In Relinquished (St. Martin’s, Feb.), Sisson examines how the American adoption industry targets vulnerable families.
How would you describe the current discourse on adoption?
Our narrative about adoption as a social good focuses on who is able to become a parent through adoption, not on families separated by adoption. Those stories are much harder. We don’t want to recognize that there’s a loss when those families are separated.
Yet both sides of the political spectrum support adoption.

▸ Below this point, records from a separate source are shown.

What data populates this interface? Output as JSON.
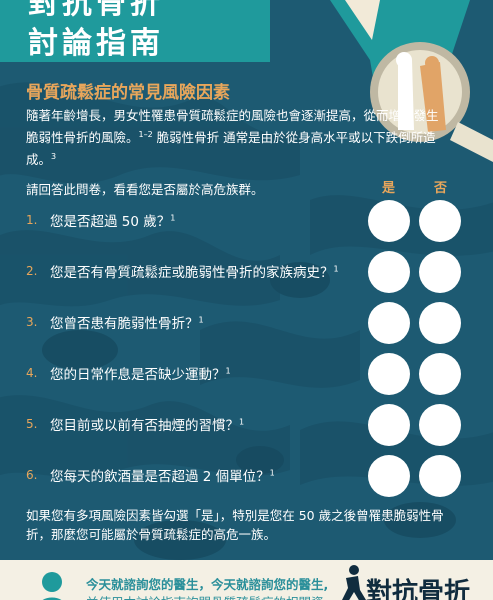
{
  "header": {
    "title_line1": "對抗骨折",
    "title_line2": "討論指南"
  },
  "section": {
    "title": "骨質疏鬆症的常見風險因素",
    "intro_part1": "隨著年齡增長，男女性罹患骨質疏鬆症的風險也會逐漸提高，從而增加發生脆弱性骨折的風險。",
    "intro_ref1": "1–2",
    "intro_part2": " 脆弱性骨折 通常是由於從身高水平或以下跌倒所造成。",
    "intro_ref2": "3"
  },
  "questionnaire": {
    "prompt": "請回答此問卷，看看您是否屬於高危族群。",
    "yes_label": "是",
    "no_label": "否",
    "questions": [
      {
        "num": "1.",
        "text": "您是否超過 50 歲？",
        "ref": "1"
      },
      {
        "num": "2.",
        "text": "您是否有骨質疏鬆症或脆弱性骨折的家族病史？",
        "ref": "1"
      },
      {
        "num": "3.",
        "text": "您曾否患有脆弱性骨折？",
        "ref": "1"
      },
      {
        "num": "4.",
        "text": "您的日常作息是否缺少運動？",
        "ref": "1"
      },
      {
        "num": "5.",
        "text": "您目前或以前有否抽煙的習慣？",
        "ref": "1"
      },
      {
        "num": "6.",
        "text": "您每天的飲酒量是否超過 2 個單位？",
        "ref": "1"
      }
    ]
  },
  "outro": "如果您有多項風險因素皆勾選「是」，特別是您在 50 歲之後曾罹患脆弱性骨折，那麼您可能屬於骨質疏鬆症的高危一族。",
  "footer": {
    "line1": "今天就諮詢您的醫生，今天就諮詢您的醫生,",
    "line2": "並使用本討論指南詢問骨質疏鬆症的相關資",
    "brand": "對抗骨折"
  },
  "colors": {
    "background": "#1d5a72",
    "accent_orange": "#e8a65b",
    "teal": "#1f9a9c"
  }
}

For conservatives, it ties in with their anti-abortion messaging, but also upholds a very specific idea of what families should be. They don’t want systems of support for single parents, for instance. It’s easier to just take the baby from this poor parent and give it to a middle-class family and say, ‘This is so beautiful.’ On the left, adoption is beloved in queer communities because it allows for family-building. And both liberals and conservatives believe that adoption gives women an alternative to imposed motherhood—that without adoption, we’d be forcing people to parent who are not interested in parenting. That is not what I’ve heard from the women with whom I spoke. The vast majority wanted to parent.
You describe adoption as an extractive industry.
Adoption is most frequently about money. When we look at relinquishing mothers in America today, the majority have less than $5,000 of annual income. Children adopted internationally are usually from countries that are in turmoil. When the country stabilizes, then children stop being exported. After the earthquake in Haiti in 2010, missionaries and private adoption agencies came in and removed Haitian children. And now you see people voicing the idea, ‘Can we adopt Palestinian children?’ That’s the American response: ‘Oh, this country is in crisis; can we have their children?’
How do adoption agencies convince mothers to relinquish their children?
Adoption agencies aggressively market themselves. Mothers who search “help for single moms” on Google see advertisements with pictures of prospective adoptive parents’ gorgeous suburban homes. Plus, almost no mothers would relinquish if adoption weren’t open—if they weren’t going to have ongoing contact with their child. But openness is not legally enforceable in most states. Openness is routinely used to sell adoption in a way that’s inconsistent with what it legally offers.
What about children living in dangerous conditions?
A mother told me she relinquished because she didn’t have a safe home to bring the baby to. I asked, ‘Was it a safe home for you to be in?’ She said, ‘No, of course not.’ I said, ‘Well, then we’ve already failed, right?’ I’m not saying I want the baby to go to that unsafe place. I want the mother to have a safe place to raise that baby.